Tasa de interés de límite cero

¿Qué es una tasa de interés de límite cero?

La tasa de interés de límite cero es una referencia al límite inferior del 0% para las tasas de interés a corto plazo más allá del cual no se cree que la política monetaria sea ​​eficaz para estimular el crecimiento económico.

Tasas de interés de límite cero y política monetaria

Los supuestos de tipos de interés consolidados cero se han modificado en los últimos años. En política monetaria, la referencia a un límite cero en las tasas de interés significa que el banco central ya no puede reducir la tasa de interés para estimular el crecimiento económico.

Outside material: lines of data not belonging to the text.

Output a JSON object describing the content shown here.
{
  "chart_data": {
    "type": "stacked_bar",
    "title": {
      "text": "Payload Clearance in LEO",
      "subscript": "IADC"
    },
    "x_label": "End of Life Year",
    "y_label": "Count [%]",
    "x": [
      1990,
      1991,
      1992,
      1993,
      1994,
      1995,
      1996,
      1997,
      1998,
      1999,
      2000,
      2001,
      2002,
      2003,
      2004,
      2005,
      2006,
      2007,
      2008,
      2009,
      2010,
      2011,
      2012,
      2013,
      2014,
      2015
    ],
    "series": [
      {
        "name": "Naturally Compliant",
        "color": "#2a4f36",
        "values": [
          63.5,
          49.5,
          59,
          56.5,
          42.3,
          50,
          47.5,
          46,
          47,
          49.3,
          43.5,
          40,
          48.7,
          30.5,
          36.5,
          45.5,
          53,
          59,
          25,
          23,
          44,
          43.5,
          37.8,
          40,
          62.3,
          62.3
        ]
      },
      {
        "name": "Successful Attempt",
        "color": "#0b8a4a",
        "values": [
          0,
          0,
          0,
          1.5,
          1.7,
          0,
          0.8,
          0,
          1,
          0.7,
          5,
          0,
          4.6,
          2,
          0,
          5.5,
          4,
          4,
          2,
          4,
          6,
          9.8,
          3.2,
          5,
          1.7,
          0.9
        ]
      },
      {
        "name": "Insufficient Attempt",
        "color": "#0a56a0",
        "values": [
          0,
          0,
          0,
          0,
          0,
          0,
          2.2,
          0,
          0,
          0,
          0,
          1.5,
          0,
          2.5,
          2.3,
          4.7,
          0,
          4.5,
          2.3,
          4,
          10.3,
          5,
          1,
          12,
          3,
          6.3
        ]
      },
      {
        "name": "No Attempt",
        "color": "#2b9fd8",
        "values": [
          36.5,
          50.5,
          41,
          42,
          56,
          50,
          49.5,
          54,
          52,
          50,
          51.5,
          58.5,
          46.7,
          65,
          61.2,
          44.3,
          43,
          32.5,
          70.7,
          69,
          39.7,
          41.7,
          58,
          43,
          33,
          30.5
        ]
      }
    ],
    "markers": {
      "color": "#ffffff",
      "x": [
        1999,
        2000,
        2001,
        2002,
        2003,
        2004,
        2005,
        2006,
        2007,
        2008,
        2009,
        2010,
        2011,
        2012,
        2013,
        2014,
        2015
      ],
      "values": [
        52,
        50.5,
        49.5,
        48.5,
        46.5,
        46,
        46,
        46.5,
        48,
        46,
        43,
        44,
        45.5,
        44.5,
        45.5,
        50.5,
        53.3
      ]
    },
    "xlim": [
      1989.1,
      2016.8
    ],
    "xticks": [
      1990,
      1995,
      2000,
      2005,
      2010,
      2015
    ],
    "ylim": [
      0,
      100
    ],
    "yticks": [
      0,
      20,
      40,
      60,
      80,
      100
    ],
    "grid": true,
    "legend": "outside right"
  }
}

A medida que la tasa de interés se acercaba al límite cero, se supuso que se reduciría la efectividad de la política monetaria como herramienta. La existencia de este límite cero actuó como una restricción para los banqueros centrales que intentaban estimular la economía.

En marzo de 2020, la Reserva Federal redujo la tasa de fondos de la Fed a 0% -0,25% en respuesta al coronavirus.

Los rendimientos de las letras del Tesoro de EE. UU. A 1 y 3 meses cayeron por debajo de cero el 25 de marzo de 2020

Hasta hace poco, se suponía que los bancos centrales, al fijar las tasas de interés de los préstamos a un día, no tenían la capacidad de llevar la tasa de interés nominal más allá de este límite del 0%, hacia territorio negativo. Pero, en marzo de 2020, la Reserva Federal de EE. UU. Redujo la tasa de fondos federales a un rango de 0% -0.25% en reacción a la desaceleración económica provocada por la pandemia de coronavirus. Los rendimientos de las letras del Tesoro a 1 y 3 meses cayeron por debajo de cero el 25 de marzo de 2020, una semana y media después de que la Reserva Federal recortara su tasa de referencia a casi cero y cuando los inversores acudieran en masa a la seguridad de la renta fija en medio de agitación general del mercado. Fue la primera vez que sucedió en 4 años y medio, cuando ambos billetes parpadearon brevemente en rojo y los rendimientos cayeron a menos 0,002% cada uno.

La creencia en esta restricción como un impedimento para la política monetaria también se puso a prueba durante el período posterior a la crisis financiera de 2007-2008. Le siguió una lenta recuperación, ya que los bancos centrales, incluida la Reserva Federal de EE. UU . (A partir de 2008) y el Banco Central Europeo, iniciaron programas de flexibilización cuantitativa (a partir de 2012), que llevaron las tasas de interés a niveles récord bajos. El BCE introdujo una política de tipos negativos (un cargo por depósitos) sobre los préstamos a un día en 2014.

La política de tipos de interés de Japón puso a prueba las convenciones durante décadas. Durante gran parte de la década de 1990, la tasa de interés establecida por el banco central japonés, el Banco de Japón, se mantuvo cerca del límite cero como parte de su política de tasa de interés cero (ZIRP) mientras el país intentaba recuperarse de una crisis económica y reducir el amenaza de deflación. La experiencia de Japón ha sido instructiva para otros mercados desarrollados. El BOJ pasó a tasas de interés negativas en 2016, al cobrar a los bancos depositantes una tarifa por almacenar sus fondos nocturnos.

Además de la capacidad de imponer estudio de la Fed de Nueva York encuentra que a medida que las tasas de interés se mantenían cerca del límite cero, las expectativas de los participantes del mercado para las tasas futuras, así como otras acciones del banco central, como la flexibilización cuantitativa, las compras de bonos en los mercados abiertos y otros factores del mercado financiero, interactuaron, lo que hizo que «La suma es más poderosa que los componentes».

Si bien el objetivo de superar ese límite cero y aplicar políticas de tipos de interés negativos es estimular los préstamos e impulsar una economía débil, los tipos de interés negativos son perjudiciales para la rentabilidad del sector bancario y potencialmente para la confianza del consumidor.